Her search would lead her to the city's Germantown neighbourhood, where the New Directions for Women (NDFW) programme was located. Founded in 1987 in response to Philadelphia's overcrowded prison system, the outpatient programme offered an alternative to incarceration for women, providing educational programmes and drug/alcohol treatment among other services. Schuman spent many afternoons there as a volunteer teacher, helping women pass the equivalent of their high school exams with lessons often verging into the extra-curricular.
“We ended up calling it ‘Miss Hinda’s Anything Class’ because it was whatever came into my head,” Schuman recalls. “We did word puzzles, I read books to them, [and] I always brought a bag of fruit because I thought that their menu wasn’t that great.”

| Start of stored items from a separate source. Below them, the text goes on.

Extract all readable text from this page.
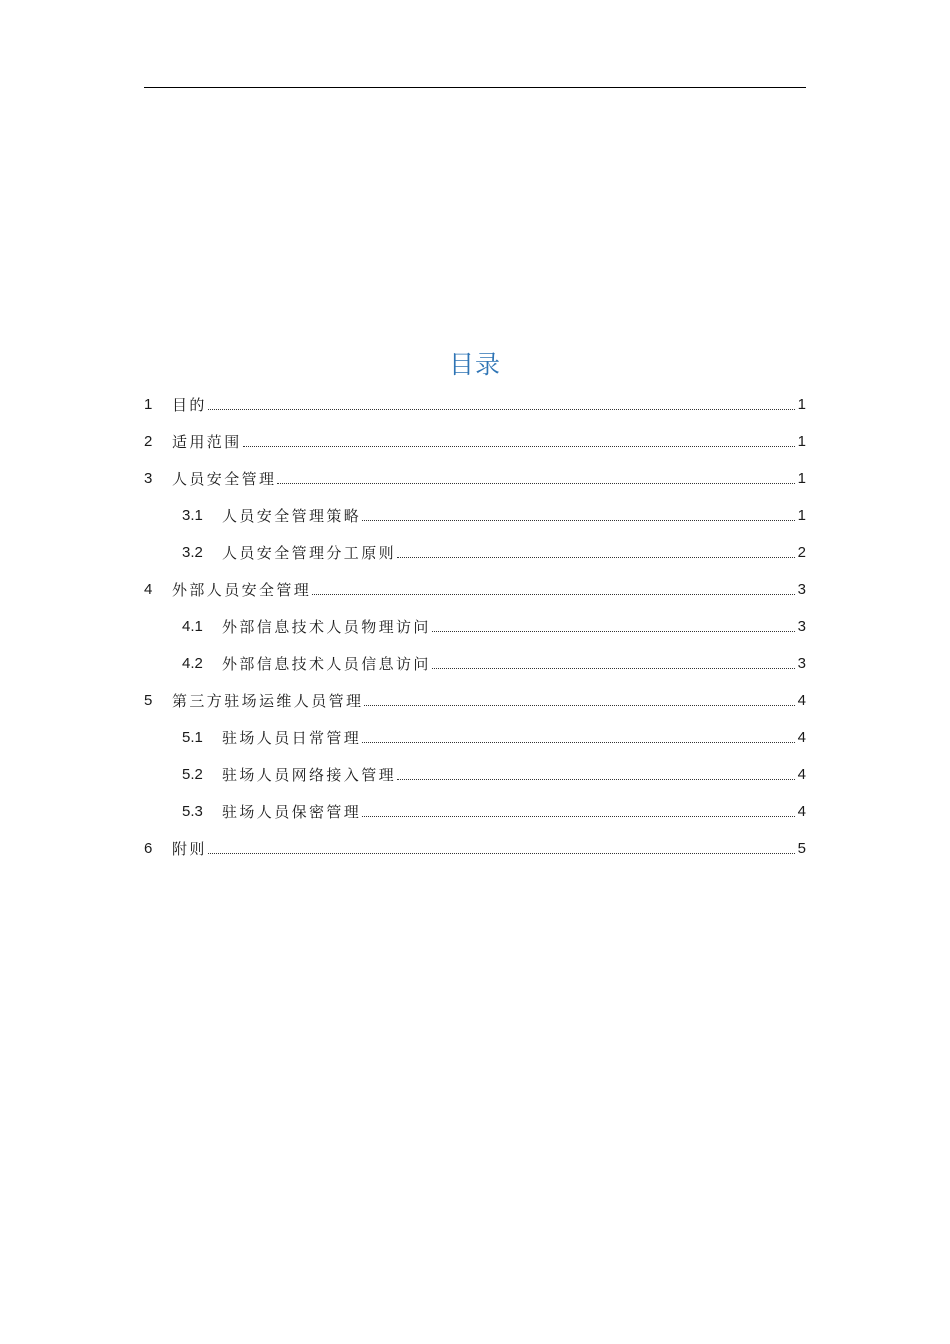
目录
1	目的	1
2	适用范围	1
3	人员安全管理	1
3.1	人员安全管理策略	1
3.2	人员安全管理分工原则	2
4	外部人员安全管理	3
4.1	外部信息技术人员物理访问	3
4.2	外部信息技术人员信息访问	3
5	第三方驻场运维人员管理	4
5.1	驻场人员日常管理	4
5.2	驻场人员网络接入管理	4
5.3	驻场人员保密管理	4
6	附则	5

Schuman would become close to a number of her students, but kept in close contact with two in particular – Linda Todd, who entered NDFW in 2009, and Concetta Harris, who arrived a year later. “I had a particular rapport with them and so we stayed in touch,” Schuman says. “They were both in and out of prison between their release from New Directions to until about 2018. They were both seemingly somewhat stable in their lives, so I was going to visit them to see how they were doing and started bringing my camera and photographing them.”
Travelling regularly across town to visit, Schuman found herself unwittingly making a project. Taken over the course of four years, those pictures are now published in her new photobook Done Doing Time, which capture the two women in their homes, neighbourhoods and communities as they navigate daily life post-incarceration.
Often surrounded by their networks of friends and family, the pictures are warming and bursting full of character and resilience. It was their magnetic personalities that attracted Schuman to them in the first place, which shine through in their interactions and demeanours. “I met Linda first,” says Schuman. “At the time she was in her very early 20s and she had been in prison for [either] selling drugs or for a robbery, but she was one of the most industrious individuals you’d ever meet. Under different circumstances, Linda should be Chairman of the Board of some Fortune 500 company.
“Concetta’s now 51, so she’s [from] a different generation,” Schuman continues. “She was on and off drugs most of her life, I think to quell the demons inside her head. Under different circumstances, she would be the Mayor of Philadelphia – she’s just a presence on the street. Everybody knows her, everybody does what she tells them to do."
The photos also present an honest assessment of the tough circumstances faced by those who find themselves in and out of prison. Staying out can be hard, especially in an uncompromising place like Philadelphia. With a drastic increase in the prevalence of fentanyl over the past decade, the city has become the epicentre of the USA’s opioid crisis, with a record high of 1,276 overdose deaths in 2021 disproportionately affecting Philly’s Black community.
“What little I know of the crisis is it’s beyond tragic. Philadelphia is the poorest large city in the United States. One-in-five residents lives below the poverty line. People are desperate for a way out, and that way out is either to take the drugs or sell the drugs,” Schuman explains. “Linda worked and lived literally at the heart of the crisis, in the neighbourhood of Kensington.
“I would say [staying out of prison] is close to impossible – very few who come out stay out," Schuman adds. "Many have undiagnosed mental health issues that make it difficult for them to function without drugs, and it’s really tough getting a job if you have a felony conviction.”